What is the ADA?

The Americans with Disabilities Act is a civil rights law that was ratified in 1990, celebrated as "the world's first comprehensive declaration of equality for people with disabilities" . It is a statute that prevents discrimination against individuals with disabilities by businesses or property owners across the United States, ensuring equal treatment and accommodations for everyone. This ensures that all spaces that are open to the public are equally accessible to those with or without disabilities. This act is enforced by many government agencies including the U.S Equal Employment Opportunity Commission (EEOC), U.S. Department of Transportation, U.S. Department of Justice, U.S. Department of Education, and The U.S. Department of Health and Human Services (HHS). The ADA is modeled after the Civil Rights Act of 1964 and is enforced just as seriously. This act is meant to protect those with disabilities and limit their disadvantages in the public and private sectors, allowing those with disabilities to maintain their independence and enjoy the same privileges as everyone else.

Why Does This Matter to Property Managers?

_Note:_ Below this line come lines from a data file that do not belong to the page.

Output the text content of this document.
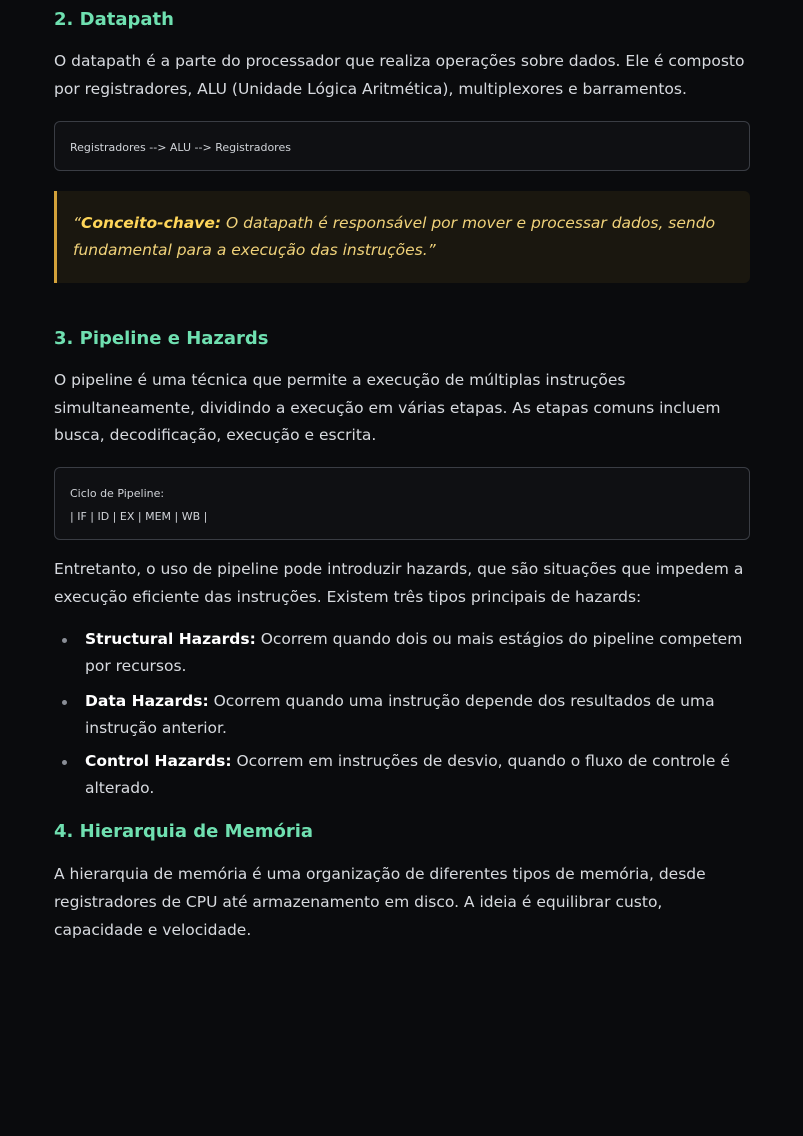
2. Datapath

O datapath é a parte do processador que realiza operações sobre dados. Ele é composto por registradores, ALU (Unidade Lógica Aritmética), multiplexores e barramentos.

Registradores --> ALU --> Registradores
“Conceito-chave: O datapath é responsável por mover e processar dados, sendo fundamental para a execução das instruções.”
3. Pipeline e Hazards

O pipeline é uma técnica que permite a execução de múltiplas instruções simultaneamente, dividindo a execução em várias etapas. As etapas comuns incluem busca, decodificação, execução e escrita.

Ciclo de Pipeline:
| IF | ID | EX | MEM | WB |

Entretanto, o uso de pipeline pode introduzir hazards, que são situações que impedem a execução eficiente das instruções. Existem três tipos principais de hazards:

Structural Hazards: Ocorrem quando dois ou mais estágios do pipeline competem por recursos.
Data Hazards: Ocorrem quando uma instrução depende dos resultados de uma instrução anterior.
Control Hazards: Ocorrem em instruções de desvio, quando o fluxo de controle é alterado.
4. Hierarquia de Memória

A hierarquia de memória é uma organização de diferentes tipos de memória, desde registradores de CPU até armazenamento em disco. A ideia é equilibrar custo, capacidade e velocidade.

Property managers are tasked with ensuring a positive, safe experience for all residents and dealing with any issues that may threaten that goal. This makes property managers the first line of defense in ensuring properties remain in code with ADA requirements. A first time ADA violation can incur serious fines of up to $75,000, with the maximum civil penalty for a second violation practically doubles that number. Some jurisdictions require a property manager to be licensed for the profession, and not meeting ADA requirements with a second violation can lead to the loss of this licence. The ADA does not only apply to small business owners or private residential property managers either; both the Department of Justice and private organizations have brought lawsuits against large hotel chains that have demonstrated non-compliance. In suits brought by the DOJ,  courts may award monetary damages and civil penalties from $75,000-$150,000 for repeated noncompliance. 

What Rules Does the ADA Have for Private, Municipal, and Commercial Property Owners?

The maximum cross-slope of any sidewalk must be no greater than 2 percent. This is a costly issue for all property managers, because there is no plus tolerance of this maximum limit. A measured cross-slope of 2.05 percent usually results in contractors being forced to remove and replace sidewalk sections at the expense of the property, or to find another solution in order to meet ADA requirements. Sidewalks across private and commercial approaches also have to be the same thickness as the paved approach, meaning that grinding the concrete will not be a suitable solution. Sidewalk surfaces (and other concrete such as driveways or parking slabs) are subject to settling over time if the soil underneath the slab is improperly compacted. A vertical displacement of 1/4 in. or greater at any point on the walkway that could cause pedestrians to trip or prevent the wheels of a wheelchair or stroller from rolling smoothly is not allowed, and can lead to hefty fines for the property. This includes sidewalks, s teps, and ramps. Not only does settlement lead to trip hazards between slabs, it can also cause depressions that trap silt and water on the sidewalk and reduce the slip resistant nature of the surface, which is also required by the ADA.

What Should Property Managers Do When A Problem Exists?

Property managers have to do something if they want to avoid the potential for a lawsuit or fines. The three primary options for eliminating ADA-violating trip hazards are foam lifting, mudjacking, and concrete replacement. For a more in-depth look at how these services differ refer to our previous article on this topic, but for the purposes of this article a few key points are important to note. First, concrete replacement will cost the most, incur the most downtime, and possibly leave mismatched sections of concrete that are visually different from the existing concrete elsewhere. Mudjacking will likely cost a little bit less than foam lifting, but will have a higher rate of long-term failure and leave slightly larger holes in the lifted concrete. Polyurethane foam lifting will cost, on average, slightly more than mudjacking but will be less noticeable and significantly more reliable over time, eliminating the necessity for future repairs. Both mudjacking and polyurethane foam lifting will be reasonably quick processes compared to concrete replacement, with polyurethane foam injection taking less time per spot to cure allowing the overall project to be completed quicker and the troubled sections of concrete reopened. Concrete replacement will be about twice the cost of either foam lifting or mud jacking.

As discussed, there are a few options available for ensuring ADA compliance, with the best option being contingent on the particular problem at hand. The only certainty is that as a property manager an obligation exists to ensure tenants’ safety while they are on premises, and that is not something to be taken lightly.